Have you spotted a garbage truck lately? Is it collecting trash, or is it simply parked in a dark corner? Do you see the heaps gathering about town again? Is the news full of Mandur and Mavallipura once again? It was all predictable. And the sooner we accept that, the better the city will be.
First, we must get away from the 'landfill' mentality. BBMP, aided by the state government , prefers to search for new landfill sites in different parts of the metropolitan region rather than focus on reducing the generation of trash in the first place.
Each new location is simply another spot for more trouble.
A system that has become used to transportation of waste naturally resists a new order in which transport is not very important but waste handling skill is the priority. Which is why we keep reading about resistance of councillors as well as contractors to any new way of managing waste.
How can this be overcome? Simple. Bring the citizens into the picture. As long as we leave it to administrators and elected representatives to devise a new system, it will be impossible to override the vested interests of the contractors, and the collusion with politics. In a democracy, there is one obvious group which, if properly empowered , can wipe away old entrenched interests . This group — the voters — must be made the centre-piece of the system.

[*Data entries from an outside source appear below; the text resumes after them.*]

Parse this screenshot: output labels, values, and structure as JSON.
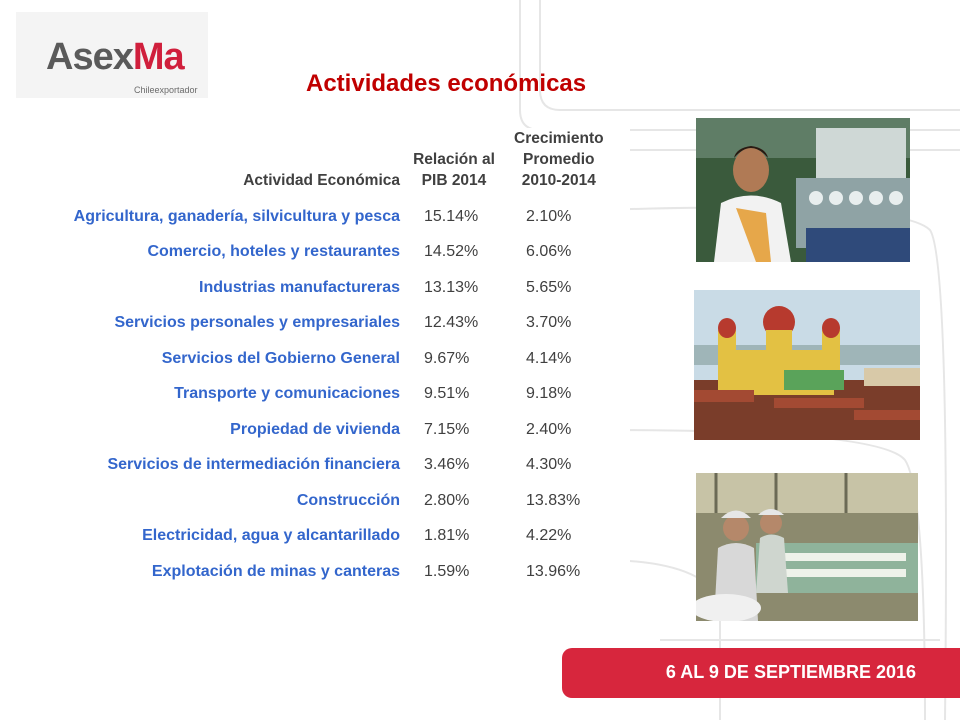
{
  "logo": {
    "word_main": "Asex",
    "word_accent": "Ma",
    "subtitle": "Chileexportador"
  },
  "title": "Actividades económicas",
  "table": {
    "headers": {
      "activity": "Actividad Económica",
      "pib_line1": "Relación al",
      "pib_line2": "PIB 2014",
      "growth_line1": "Crecimiento",
      "growth_line2": "Promedio",
      "growth_line3": "2010-2014"
    },
    "rows": [
      {
        "activity": "Agricultura, ganadería, silvicultura y pesca",
        "pib": "15.14%",
        "growth": "2.10%"
      },
      {
        "activity": "Comercio, hoteles y restaurantes",
        "pib": "14.52%",
        "growth": "6.06%"
      },
      {
        "activity": "Industrias manufactureras",
        "pib": "13.13%",
        "growth": "5.65%"
      },
      {
        "activity": "Servicios personales y empresariales",
        "pib": "12.43%",
        "growth": "3.70%"
      },
      {
        "activity": "Servicios del Gobierno General",
        "pib": "9.67%",
        "growth": "4.14%"
      },
      {
        "activity": "Transporte y comunicaciones",
        "pib": "9.51%",
        "growth": "9.18%"
      },
      {
        "activity": "Propiedad de vivienda",
        "pib": "7.15%",
        "growth": "2.40%"
      },
      {
        "activity": "Servicios de intermediación financiera",
        "pib": "3.46%",
        "growth": "4.30%"
      },
      {
        "activity": "Construcción",
        "pib": "2.80%",
        "growth": "13.83%"
      },
      {
        "activity": "Electricidad, agua y alcantarillado",
        "pib": "1.81%",
        "growth": "4.22%"
      },
      {
        "activity": "Explotación de minas y canteras",
        "pib": "1.59%",
        "growth": "13.96%"
      }
    ]
  },
  "photos": {
    "factory_worker": "factory-worker-photo",
    "cathedral": "cathedral-town-photo",
    "textile_factory": "textile-factory-photo"
  },
  "banner": {
    "text": "6 AL 9 DE SEPTIEMBRE 2016"
  },
  "colors": {
    "title": "#c00000",
    "activity_text": "#3366cc",
    "banner": "#d7263d"
  }
}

The Karnataka Municipal Corporations Act, the Community Participation Law and the 74th Constitutional Amendment Act all require the participation of citizens in overseeing solid waste management through ward committees in each ward. The government totally ignored these laws, and not even bothered to set up the ward committees.
Why? Because citizens have expectations of performance , and therefore our political system, which is used to under-performance or nonperformance , naturally obstructs citizens’ participation. But there is no way around this problem except by properly engaging the citizens. Let us devise a system in which landfill-avoidance is the principle.
The state government can push this along by doing one simple thing. Ban the movement of waste across municipal boundaries and force BBMP to take responsibility for waste generated within its territory. A ‘Dumping Saaku’ (dumping enough) legislation will once and for all close the option of creating more Mandurs , and force us to look within ourselves for the change we wish to see.